Segregation by race in the UK

industrial accident
Steve Jefferys looks at the industrial accident in Birimngham in which 5 workers from the Gambia lost their lives

The Birmingham scrap metal business tragedy in which five men lost their lives was found ‘shocking’ by the Prime Minister. None of the reports I have seen, however, refer to the curious fact that five workers exposed to dangerous working conditions by a family-owned Birmingham firm with a were all marked by sharing one nationality, one colour and one religion.
Some papers report they all came from an ex-British colony, the Islamic Republic of The Gambia. Some reports refer to their having Spanish passports. Some hint that they were Muslims.
But what all the commentators have not commented on so far is what everyone who saw the television coverage knows: the workers who died – and probably the vast majority working at the dangerous job of handling sharp-edged metal for recycling – are black.
By a curious irony, I am currently half-way through writing a chapter called simply ‘Segregation by Race’ for an academic book on global employment relations.
The cut-backs (begun under Blair) in the numbers and powers of the Health and Safety Executive have had an effect. There are now far fewer HSE inspectors than ten or twenty years ago. This week’s HSE annual report for 2015/16 (released the same day as Chilcot) shows 43 construction industry deaths, with six waste and recycling workers deaths. There was an overall increase of two deaths to 144 being killed at work in the UK.

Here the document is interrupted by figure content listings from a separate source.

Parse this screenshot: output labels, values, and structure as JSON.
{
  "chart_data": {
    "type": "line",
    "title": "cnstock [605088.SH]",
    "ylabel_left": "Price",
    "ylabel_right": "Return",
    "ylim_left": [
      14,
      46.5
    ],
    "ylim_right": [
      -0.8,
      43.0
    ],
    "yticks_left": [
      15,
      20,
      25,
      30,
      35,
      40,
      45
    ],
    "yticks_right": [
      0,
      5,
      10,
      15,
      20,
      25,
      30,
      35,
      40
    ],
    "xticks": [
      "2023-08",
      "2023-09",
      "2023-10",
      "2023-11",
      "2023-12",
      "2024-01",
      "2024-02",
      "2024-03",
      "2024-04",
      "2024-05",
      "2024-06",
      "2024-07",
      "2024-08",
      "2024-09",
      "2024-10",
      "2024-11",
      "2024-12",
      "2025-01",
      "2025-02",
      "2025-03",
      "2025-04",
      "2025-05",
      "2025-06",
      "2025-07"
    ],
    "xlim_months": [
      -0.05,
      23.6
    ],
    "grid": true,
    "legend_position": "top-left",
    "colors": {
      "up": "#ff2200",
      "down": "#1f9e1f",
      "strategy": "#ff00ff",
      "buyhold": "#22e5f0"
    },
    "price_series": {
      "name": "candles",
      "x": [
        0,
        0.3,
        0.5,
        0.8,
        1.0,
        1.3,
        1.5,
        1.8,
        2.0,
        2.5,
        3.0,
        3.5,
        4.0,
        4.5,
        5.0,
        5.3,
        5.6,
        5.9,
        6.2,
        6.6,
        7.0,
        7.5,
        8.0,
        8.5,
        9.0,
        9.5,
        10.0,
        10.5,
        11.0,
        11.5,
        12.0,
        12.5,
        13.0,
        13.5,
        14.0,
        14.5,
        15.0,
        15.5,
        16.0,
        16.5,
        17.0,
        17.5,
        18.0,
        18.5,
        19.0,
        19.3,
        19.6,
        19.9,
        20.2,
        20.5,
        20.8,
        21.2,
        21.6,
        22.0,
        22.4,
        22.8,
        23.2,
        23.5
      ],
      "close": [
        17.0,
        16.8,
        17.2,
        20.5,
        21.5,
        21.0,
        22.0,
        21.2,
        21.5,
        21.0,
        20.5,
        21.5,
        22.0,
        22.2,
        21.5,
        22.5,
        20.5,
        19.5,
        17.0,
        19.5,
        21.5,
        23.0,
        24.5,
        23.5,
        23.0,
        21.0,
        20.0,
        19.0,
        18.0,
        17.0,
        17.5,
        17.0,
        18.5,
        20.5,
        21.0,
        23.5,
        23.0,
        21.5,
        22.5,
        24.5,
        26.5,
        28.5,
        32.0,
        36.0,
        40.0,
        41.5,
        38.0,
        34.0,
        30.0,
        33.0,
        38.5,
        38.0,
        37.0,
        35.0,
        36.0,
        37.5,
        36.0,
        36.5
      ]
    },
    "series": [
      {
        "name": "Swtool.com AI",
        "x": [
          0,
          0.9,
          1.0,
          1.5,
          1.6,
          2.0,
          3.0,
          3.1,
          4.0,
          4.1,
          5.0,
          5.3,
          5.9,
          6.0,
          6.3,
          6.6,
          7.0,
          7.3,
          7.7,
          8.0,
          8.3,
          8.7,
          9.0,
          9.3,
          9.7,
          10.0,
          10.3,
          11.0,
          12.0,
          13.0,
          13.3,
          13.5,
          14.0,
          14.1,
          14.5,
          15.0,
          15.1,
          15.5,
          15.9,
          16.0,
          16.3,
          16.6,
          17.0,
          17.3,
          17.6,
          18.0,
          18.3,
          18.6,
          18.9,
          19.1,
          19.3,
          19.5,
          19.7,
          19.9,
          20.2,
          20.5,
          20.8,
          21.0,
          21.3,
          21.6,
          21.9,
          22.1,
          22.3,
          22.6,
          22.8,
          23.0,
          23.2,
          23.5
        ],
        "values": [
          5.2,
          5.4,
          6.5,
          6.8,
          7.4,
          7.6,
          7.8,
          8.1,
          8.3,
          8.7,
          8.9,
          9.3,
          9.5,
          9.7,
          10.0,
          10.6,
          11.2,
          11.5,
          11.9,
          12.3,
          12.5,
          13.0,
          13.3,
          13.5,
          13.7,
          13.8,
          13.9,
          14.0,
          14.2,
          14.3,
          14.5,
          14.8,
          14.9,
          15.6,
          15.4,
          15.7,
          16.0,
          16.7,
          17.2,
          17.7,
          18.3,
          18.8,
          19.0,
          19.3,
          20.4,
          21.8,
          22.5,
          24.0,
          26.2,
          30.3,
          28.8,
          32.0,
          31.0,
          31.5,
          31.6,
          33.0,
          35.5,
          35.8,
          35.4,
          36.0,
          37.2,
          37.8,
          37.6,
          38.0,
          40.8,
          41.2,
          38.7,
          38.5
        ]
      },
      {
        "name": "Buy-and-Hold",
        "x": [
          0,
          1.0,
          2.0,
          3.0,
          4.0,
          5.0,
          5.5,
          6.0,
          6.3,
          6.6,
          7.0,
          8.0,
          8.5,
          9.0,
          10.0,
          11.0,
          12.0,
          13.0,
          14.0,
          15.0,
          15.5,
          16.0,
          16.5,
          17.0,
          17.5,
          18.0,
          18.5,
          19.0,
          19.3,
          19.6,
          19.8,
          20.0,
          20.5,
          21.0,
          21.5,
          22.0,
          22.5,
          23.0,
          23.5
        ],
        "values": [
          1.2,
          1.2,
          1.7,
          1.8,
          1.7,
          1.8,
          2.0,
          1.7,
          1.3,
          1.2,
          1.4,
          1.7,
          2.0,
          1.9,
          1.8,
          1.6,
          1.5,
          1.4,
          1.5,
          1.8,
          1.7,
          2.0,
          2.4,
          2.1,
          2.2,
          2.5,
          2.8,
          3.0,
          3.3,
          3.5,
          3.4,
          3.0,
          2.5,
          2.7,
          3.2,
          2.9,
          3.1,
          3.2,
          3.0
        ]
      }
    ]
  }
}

Much will doubtless be made of one of the two directors of the privately-owned firm, W.A. Hawkeswood, who wrote in a January 2016 strategic review: ‘The market is competitive and price volatility means margins continue to be tight.’ That, of course, hadn’t prevented him from taking a £900,000 loan from the company in 2015.
Hawkeswood Metal Recycling Ltd’s turnover had fallen from £35m in 2013/14 to £30m in 2015. But after £3.8m ‘administrative expenses’ were deducted from its £4m gross profit, since the firm didn’t pay any tax the 2014/15 year ended, as often happens, with higher profits than in 2014.
In 2015 Hawkeswood employed 22 ‘productive’ staff and 4 for ‘management and administration’. Using the total recorded as social security costs in 2015 and assuming that 6 staff are paid £40,000 or more, the average social security payment made for 20 workers was just £1,855, roughly equivalent to earnings for a 48-hour week being at the so-called National Living Wage rate.
The low wages were confirmed by the Birmingham Express and Star, which reported yesterday that ‘Members of the [Gambian] community said they were hard workers on minimum wage who had been employed through a recruitment agency. Some, it was reported in the Guardian, were working on zero hours contracts. The dead men, Saibo Saillah, Ousman Jabbie, Mohammed Jangana, Alimamo Jammeh and Bangaly Dukureh, all had wives and young children.
This tragic accident sadly highlights what the Brexiteers comforted: the unacknowledged presence of racism and xenophobia in the UK. What this concentration of low-paid black migrant workers shows is a below-the-radar level of acceptance of job segregation and exploitation.
Racial discrimination at work does not get recorded in the current spike of hate crimes. Discrimination at work by observed skin pigmentation, nationality, language and religion difference is much more insidious. It ensures those with ‘minority’ markers work in the worst and most dangerous jobs, have the least job security, work at lower pay rates, or be denied employment altogether.
The trade unions and Labour must not simply be defensive in front of austerity, wage cuts and the race to the bottom that the Tories are embarking on. The way to turn the war against racism in favour of all workers is by fighting for better workplace rights for all and specifically for a new Labour Inspectorate to ensure that these rights are complied with.